For the visual identity, the brief to JKR was to create a cohesive and progressive social identity that was dynamic and flexible enough to drive awareness and recognition of the social enterprise’s various pillars. It took the blocky rectangular ‘brick’ of the magazine’s distinctive masthead to create a visual identity that could convey the idea of stepladdering.

“We obviously tapped into the history of the brand, and the essence of the brand. The idea of dismantling poverty by creating opportunities became the cornerstone of JKR’s exploration. And then this manifested in terms of a design idea, and the design idea was around social scaffolding. So that was really around reflecting the support we provide people in communities to earn, learn and thrive,” explains Zoe,

“The new identity takes the boxy rectangles and animates them in 3D to transform them into steps and foundations. And that animation takes the brand from the printed page of the magazine into the world of digital and social. “What JKR did was they created a really dynamic and moving identity and transformed our most recognisable asset -  in the brick - into a distinctive language of extrusion and 3D building blocks. So there's a really nice image that they've created which shows that transition between the old branding and the new branding.”
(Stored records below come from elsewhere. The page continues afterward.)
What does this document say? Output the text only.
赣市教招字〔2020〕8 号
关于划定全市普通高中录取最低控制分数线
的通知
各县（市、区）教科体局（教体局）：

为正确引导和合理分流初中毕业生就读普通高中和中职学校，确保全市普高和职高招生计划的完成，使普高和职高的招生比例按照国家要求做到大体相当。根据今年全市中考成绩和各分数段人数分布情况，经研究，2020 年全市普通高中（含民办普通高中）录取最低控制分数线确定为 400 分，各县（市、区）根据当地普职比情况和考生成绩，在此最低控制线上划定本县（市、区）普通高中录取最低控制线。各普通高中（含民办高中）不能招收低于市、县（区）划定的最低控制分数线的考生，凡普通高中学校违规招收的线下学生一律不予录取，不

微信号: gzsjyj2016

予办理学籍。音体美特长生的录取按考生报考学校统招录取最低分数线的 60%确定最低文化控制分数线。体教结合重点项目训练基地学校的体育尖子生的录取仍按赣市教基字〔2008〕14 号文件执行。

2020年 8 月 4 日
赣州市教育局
“It was very much designed to come to life in the digital space. The idea was that each sub-brand within the group would work within the group, in terms of the core colours and identity, but at the same time have its own unique colour and icon and kinetic behaviour.”
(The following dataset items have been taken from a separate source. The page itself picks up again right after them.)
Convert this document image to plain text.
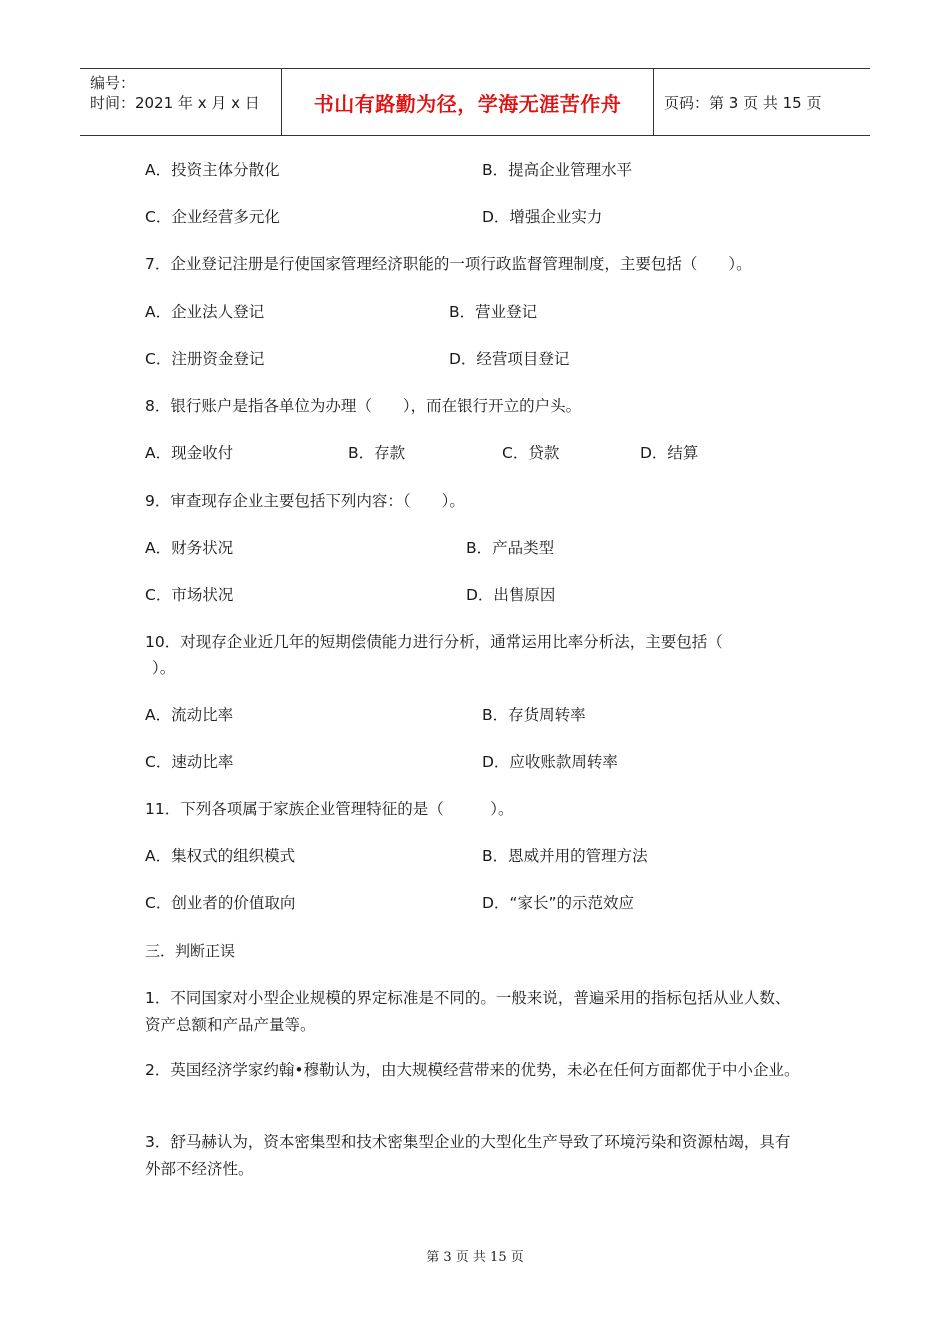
编号：
时间：2021 年 x 月 x 日	书山有路勤为径，学海无涯苦作舟	页码：第 3 页 共 15 页
A．投资主体分散化	B．提高企业管理水平
C．企业经营多元化	D．增强企业实力
7．企业登记注册是行使国家管理经济职能的一项行政监督管理制度，主要包括（　　）。
A．企业法人登记	B．营业登记
C．注册资金登记	D．经营项目登记
8．银行账户是指各单位为办理（　　），而在银行开立的户头。
A．现金收付	B．存款	C．贷款	D．结算
9．审查现存企业主要包括下列内容：（　　）。
A．财务状况	B．产品类型
C．市场状况	D．出售原因
10．对现存企业近几年的短期偿债能力进行分析，通常运用比率分析法，主要包括（
）。
A．流动比率	B．存货周转率
C．速动比率	D．应收账款周转率
11．下列各项属于家族企业管理特征的是（　　　）。
A．集权式的组织模式	B．恩威并用的管理方法
C．创业者的价值取向	D．“家长”的示范效应
三．判断正误
1．不同国家对小型企业规模的界定标准是不同的。一般来说，普遍采用的指标包括从业人数、资产总额和产品产量等。
2．英国经济学家约翰•穆勒认为，由大规模经营带来的优势，未必在任何方面都优于中小企业。
3．舒马赫认为，资本密集型和技术密集型企业的大型化生产导致了环境污染和资源枯竭，具有外部不经济性。
第 3 页 共 15 页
This rebrand also allows the group to educate the public about the various different activities it undertakes in order to help people. Zoe says there’s a lot of affection and respect for the brand but understanding tends to be limited to the magazine and vendors. By pushing more in the digital space, Zoe hopes to attract and nurture gen z and the next generation of The Big Issue supporters.

“Lots of people have got quite a personal connection with The big Issue and our story, so I think there’a alot of love for the brand within the UK. People want to support the vision for it to be successful and help as many people as possible, but I think it’s interesting for people to find out more about what we do,” says Zoe.

Looking to the future, the five year strategy is organised around three pillars: prevention, innovation and investment. Innovation marks a very 2022, post-Covid approach to crisis. Unlike the 2008 global financial crisis, this new squeeze comes after the organisation and the wider market has had two years’ worth of practice when it comes to accelerating tech implementation. In terms of investment, The Big Issue has invested in over 500 charities and social issues, resulting in a huge network of partner organisations. But ultimately, while fire fighting economic and social pressures facing people at the sharp end, the organisation wants to be proactive and help eradicate the conditions that drag people into poverty and homelessness. 

“Prevention is a critical part of the work that we do in order that more people don't continue to fall into poverty,” says Zoe. “So I think it's about striking the right balance of tackling emergency issues, but at the same time preventing future generations from going through the same cycle of poverty.”  

And as excited as Zoe is about the clarity and dynamism of the new mission, visuals and proposition, she and the team are focused on doing what they can to support people in the tough years ahead.

“We're excited about the change and the opportunity. But obviously, the fundamental purpose is to help as many people and support as many people as we can.”